Nicko Debenham, Barry Callebaut’s head of sustainability and Biolands’ managing director, emphatically agreed.
“The programs of individual chocolate companies have adopted the methodology developed by Cocoa Action and as a result, many of those initiatives have moved to a much more impact driven approach,” he says. “Even if the programs are not declared under CocoaAction, CocoaAction has had a huge influence on the design and approach. Cocoa Action is helping to drive resources to achieve impact across the industry.”
But what happens when nature intervenes, in this case, timely rains and a bountiful harvest, all of which sent cocoa prices plummeting, causing a further strain on farmer incomes and sustainability programs? Oftentimes, it means stepping in and helping more.
“With the current downward adjustment, we are doubling down on supporting primary producers through our Olam Livelihood Charter, providing multiple services beyond price, including access to finance, seedlings and Good Agricultural Practice training,” Hemskeerk says. “Alongside that, we provide training in crop diversification to ensure our farmers, where possible, aren’t reliant on one single crop for their livelihoods, and therefore less at risk during fluctuations in commodity prices.”
As Debenham stresses, it is critically important to help farmers have diversified income to make them more price risk resilient. There’s not much suppliers can do about market swings and price speculators.
So what does the future hold? No easy answers regarding sustainability. Just continued perseverance and dogged pursuit of the stated goals.
And on the consumer side? Well, there’s another niche evolving: nutraceuticals. Chocolate has been deemed a good “carrier” for a variety of supplements, ranging from calcium to vitamins.

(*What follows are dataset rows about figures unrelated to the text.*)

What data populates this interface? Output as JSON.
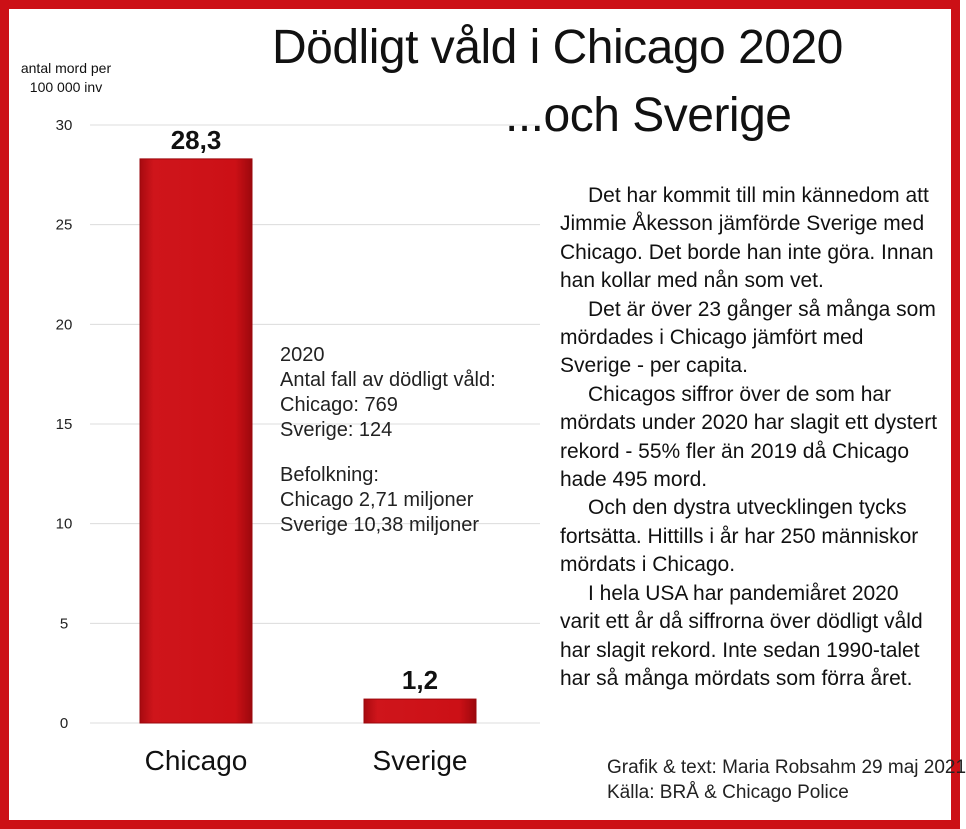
{
  "chart_data": {
    "type": "bar",
    "title": "Dödligt våld i Chicago 2020",
    "subtitle": "...och Sverige",
    "ylabel": "antal mord per 100 000 inv",
    "xlabel": "",
    "categories": [
      "Chicago",
      "Sverige"
    ],
    "values": [
      28.3,
      1.2
    ],
    "value_labels": [
      "28,3",
      "1,2"
    ],
    "ylim": [
      0,
      30
    ],
    "yticks": [
      "0",
      "5",
      "10",
      "15",
      "20",
      "25",
      "30"
    ],
    "ytick_values": [
      0,
      5,
      10,
      15,
      20,
      25,
      30
    ],
    "grid": true,
    "bar_color": "#cc1016"
  },
  "info": {
    "lines": [
      "2020",
      "Antal fall av dödligt våld:",
      "Chicago: 769",
      "Sverige: 124"
    ]
  },
  "population": {
    "lines": [
      "Befolkning:",
      "Chicago 2,71 miljoner",
      "Sverige 10,38 miljoner"
    ]
  },
  "article": {
    "paragraphs": [
      "Det har kommit till min kännedom att Jimmie Åkesson jämförde Sverige med Chicago. Det borde han inte göra. Innan han kollar med nån som vet.",
      "Det är över 23 gånger så många som mördades i Chicago jämfört med Sverige - per capita.",
      "Chicagos siffror över de som har mördats under 2020 har slagit ett dystert rekord - 55% fler än 2019 då Chicago hade 495 mord.",
      "Och den dystra utvecklingen tycks fortsätta. Hittills i år har 250 människor mördats i Chicago.",
      "I hela USA har pandemiåret 2020 varit ett år då siffrorna över dödligt våld har slagit rekord. Inte sedan 1990-talet har så många mördats som förra året."
    ]
  },
  "credits": {
    "graphic": "Grafik & text:  Maria Robsahm 29 maj 2021",
    "source": "Källa:  BRÅ & Chicago Police"
  },
  "colors": {
    "frame": "#cc1016",
    "bar": "#cc1016"
  }
}
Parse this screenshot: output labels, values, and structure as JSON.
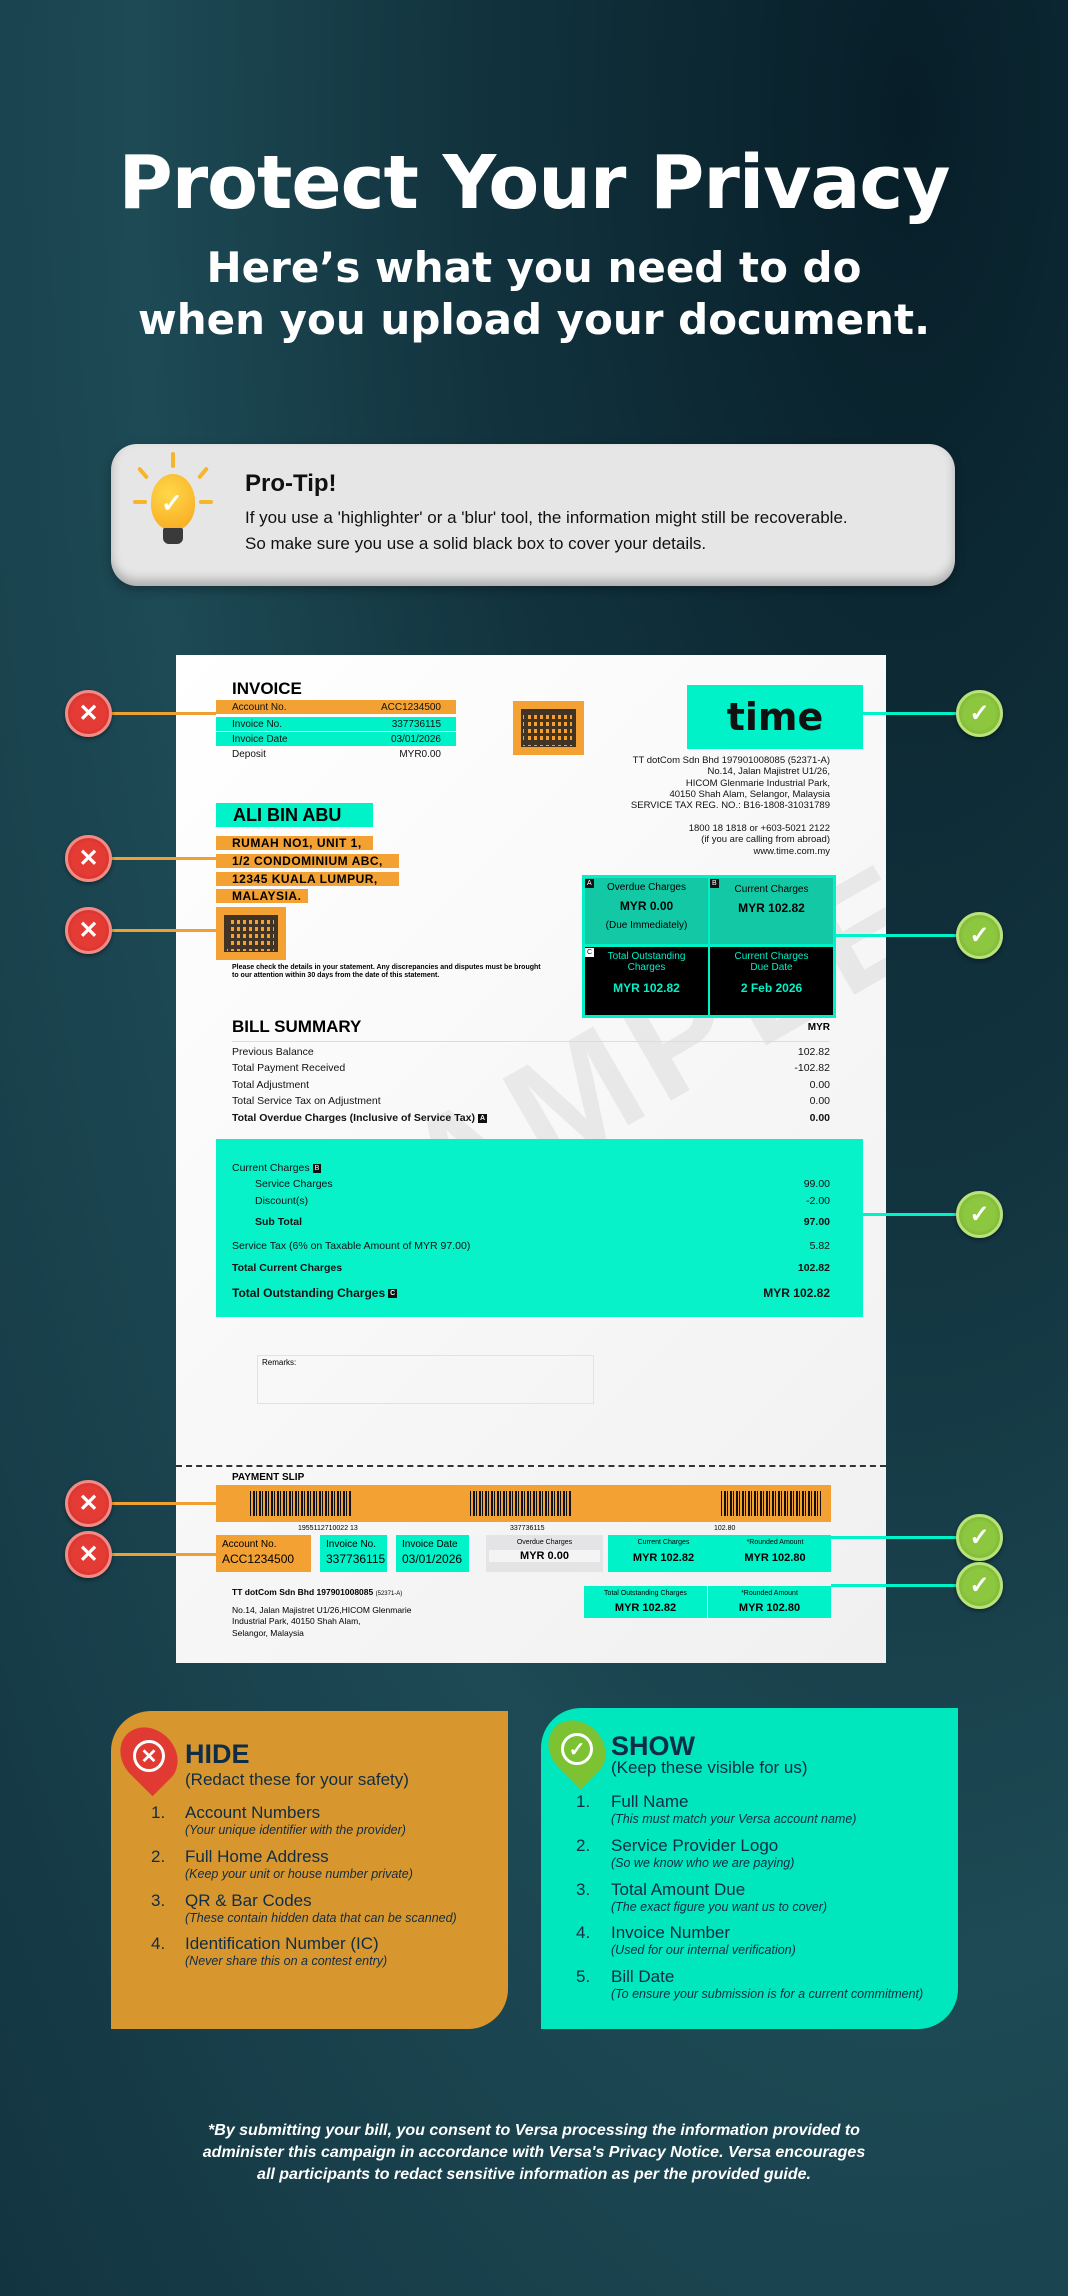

“Chocolate is indeed a very good carrier for a lot of supplements,” Adriaenssens says. “We do see some increased demand in requests for chocolates that contain certain supplements such as probiotics, for example. Chocolate is an ideal carrier for probiotics since it aids in probiotics’ survival in the digestive system.”
But that niche remains an evolving one, Hemskeerk adds. 
“We’re seeing two types of inquiries for healthier options, we call these: ‘chocolate plus,’ enriching the product with supplements and ‘chocolate minus,’ reducing ingredients such as sugar,” he says. “While we do both for our customers, the ‘chocolate plus’ route seems to have limited success, as consumers are looking for permissible indulgence and not necessarily food supplements.”
So no, chocolate’s future isn’t melting away; it’s just undergoing tempering.